I am a separatist; it is in my blood. I always end up talking about the fact that the federalist parties are unable to live up to the contract they shoved down our throats in 1982. It does not seem that hard to me. We are demonstrating our good faith. Not only did we disagree and not sign, but we are working within those confines because we have had no choice since 1982. When members of the Bloc Québécois sit in the House, we rigorously respect the institutions.

Despite that, when we asked for compromises on MAID, when we moved a minor amendment that would have put Quebec another 20 or 40 years ahead of the rest of Canada, socially speaking, we were told no. When we ask for the right to opt out with full compensation, we are told no, even by people who have been telling us all day that Quebec's jurisdictions must be respected. Those people voted against this proposal. The way they vote should reflect what they say during the day.

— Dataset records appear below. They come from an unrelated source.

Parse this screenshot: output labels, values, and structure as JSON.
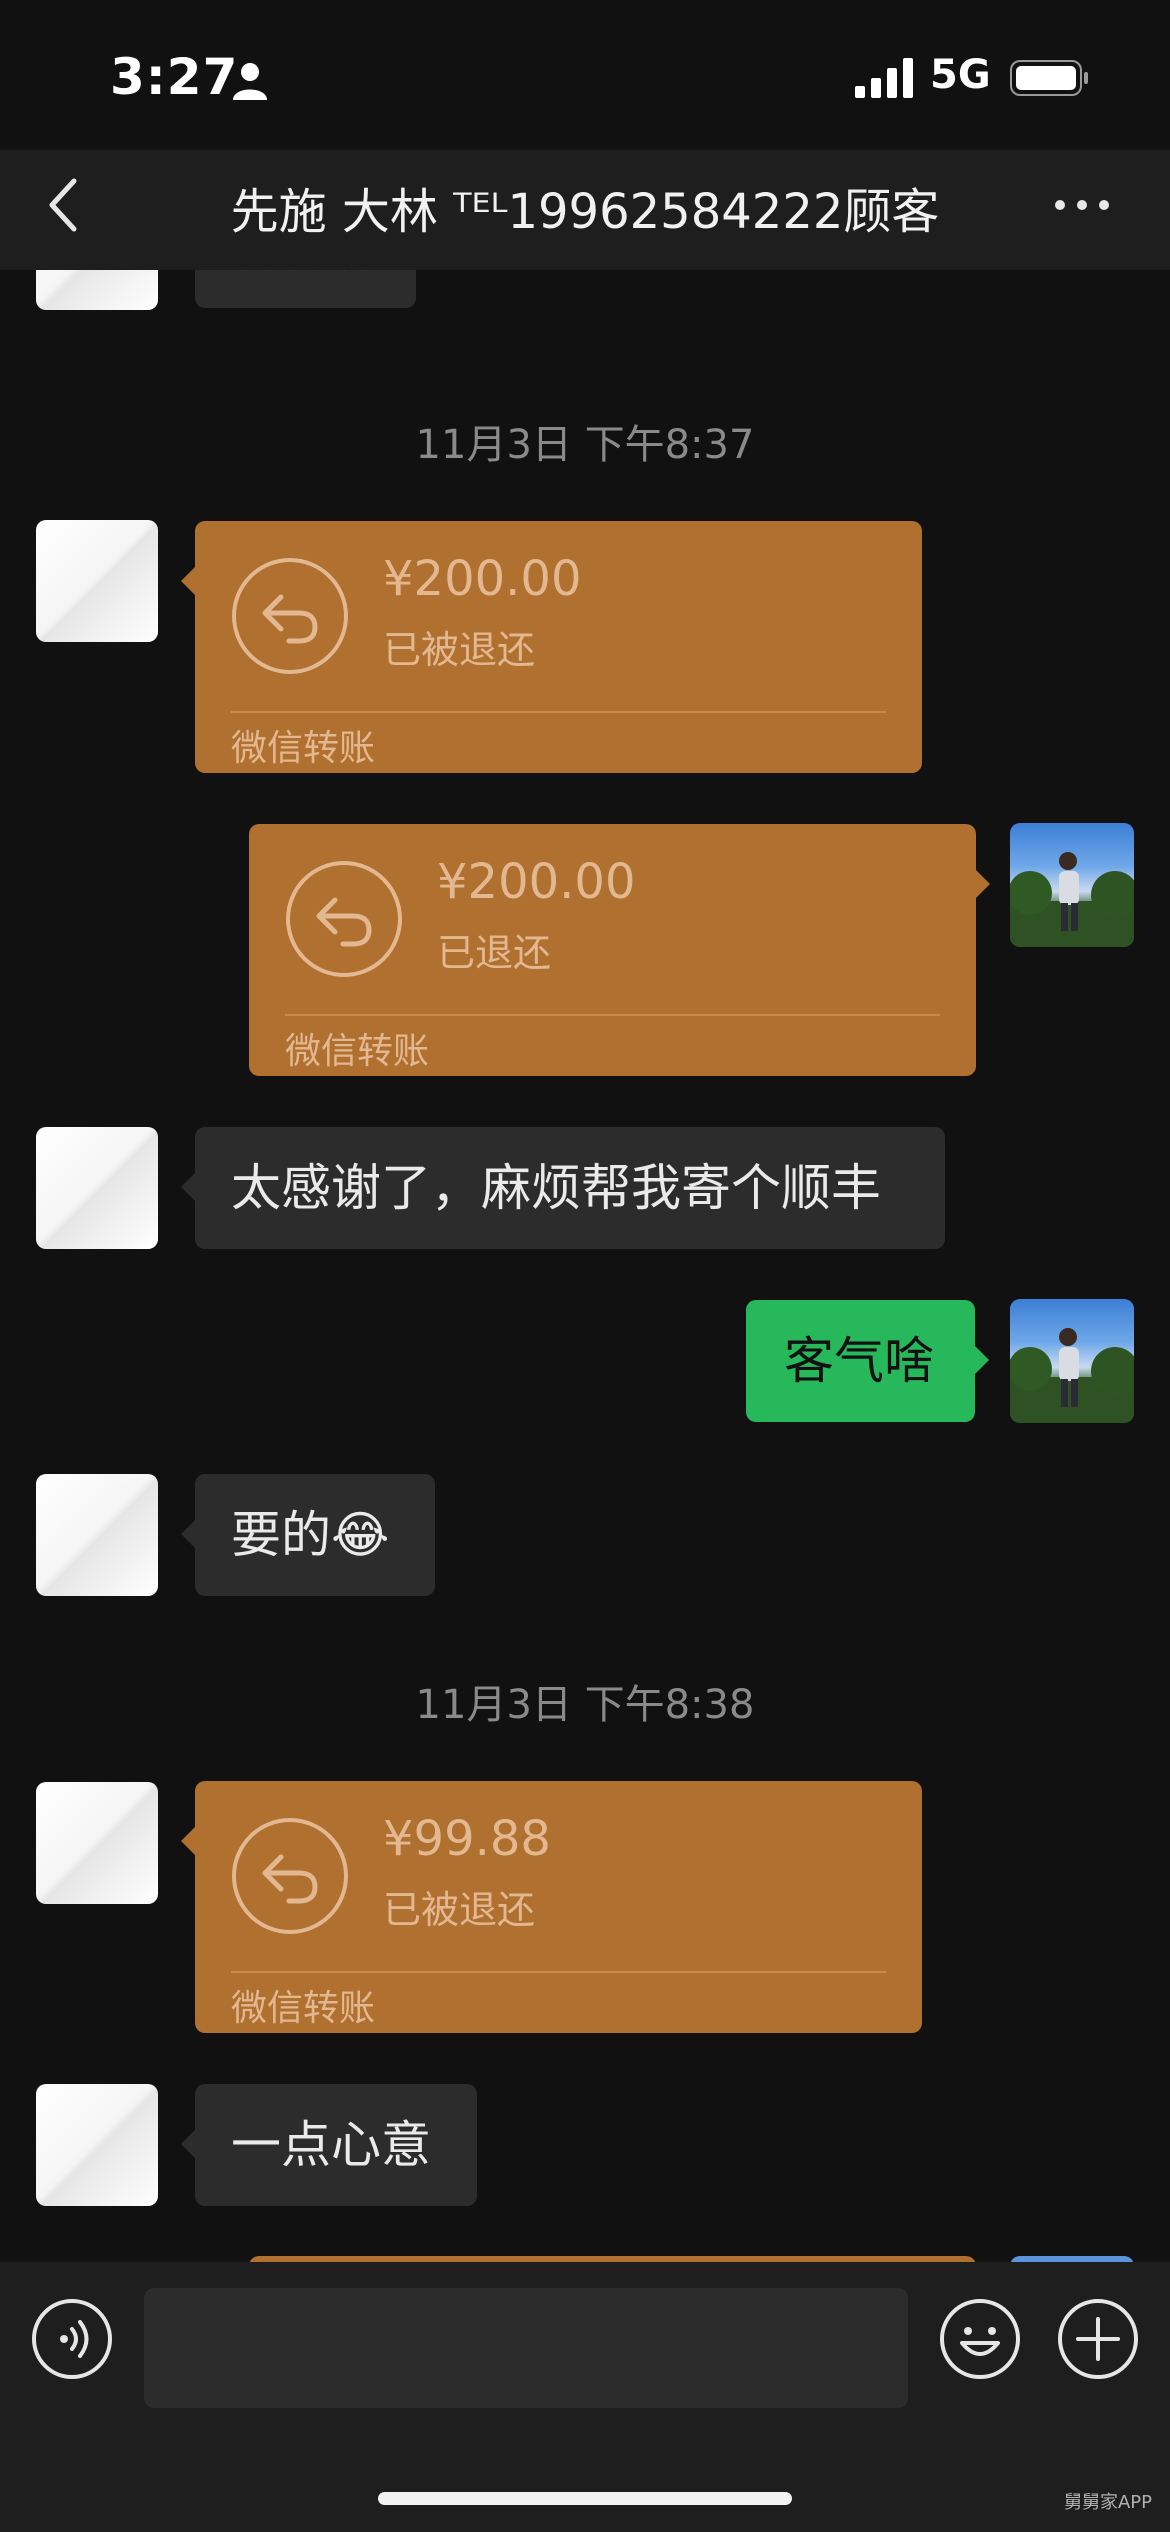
{
  "status_bar": {
    "time": "3:27",
    "network": "5G",
    "icons": [
      "person-icon",
      "signal-icon",
      "battery-icon"
    ]
  },
  "header": {
    "title": "先施 大林 ᵀᴱᴸ19962584222顾客",
    "back_icon": "chevron-left-icon",
    "more_icon": "ellipsis-icon"
  },
  "messages": {
    "partial_top": {
      "text": "🙏🙏🙏"
    },
    "timestamp_1": "11月3日 下午8:37",
    "transfer_1": {
      "amount": "¥200.00",
      "status": "已被退还",
      "source": "微信转账",
      "side": "left"
    },
    "transfer_2": {
      "amount": "¥200.00",
      "status": "已退还",
      "source": "微信转账",
      "side": "right"
    },
    "text_1": {
      "text": "太感谢了，麻烦帮我寄个顺丰",
      "side": "left"
    },
    "text_2": {
      "text": "客气啥",
      "side": "right"
    },
    "text_3": {
      "text": "要的😂",
      "side": "left"
    },
    "timestamp_2": "11月3日 下午8:38",
    "transfer_3": {
      "amount": "¥99.88",
      "status": "已被退还",
      "source": "微信转账",
      "side": "left"
    },
    "text_4": {
      "text": "一点心意",
      "side": "left"
    }
  },
  "input_bar": {
    "placeholder": "",
    "icons": [
      "voice-icon",
      "emoji-icon",
      "plus-icon"
    ]
  },
  "watermark": "舅舅家APP",
  "colors": {
    "background": "#111111",
    "transfer_card": "#b0702f",
    "own_bubble": "#27b85c",
    "other_bubble": "#2c2c2c"
  }
}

As for the proposal about the oath to the King, it would not have cost anyone anything. We were saying that we would respect a Constitution that we did not even sign. They said that even that was far too much, and on top of that, they sang God Save The King at us.

So be it. Let them keep attacking Quebec institutions.

We are going to get ready. In a few years, we will have a good debate, and when the federal government comes to us with its red flags, the decision will be already have been made and we will be independent.

Second readingPharmacare ActGovernment Orders

7 p.m.

Winnipeg North Manitoba

Liberal

Kevin Lamoureux LiberalParliamentary Secretary to the Leader of the Government in the House of Commons

Madam Speaker, I am looking for clarification from the Bloc members. They seem to give the impression that prescription drugs are free in the province of Quebec. I would ask the member if he could, for clarity purposes, give an indication of whether people are charged any sort of deductible or fees.

Different provinces have different mechanisms. Some have private and some have public. I am wondering if he could expand on exactly what type of plan there is in the province of Quebec and how it applies, in particular for contraceptives.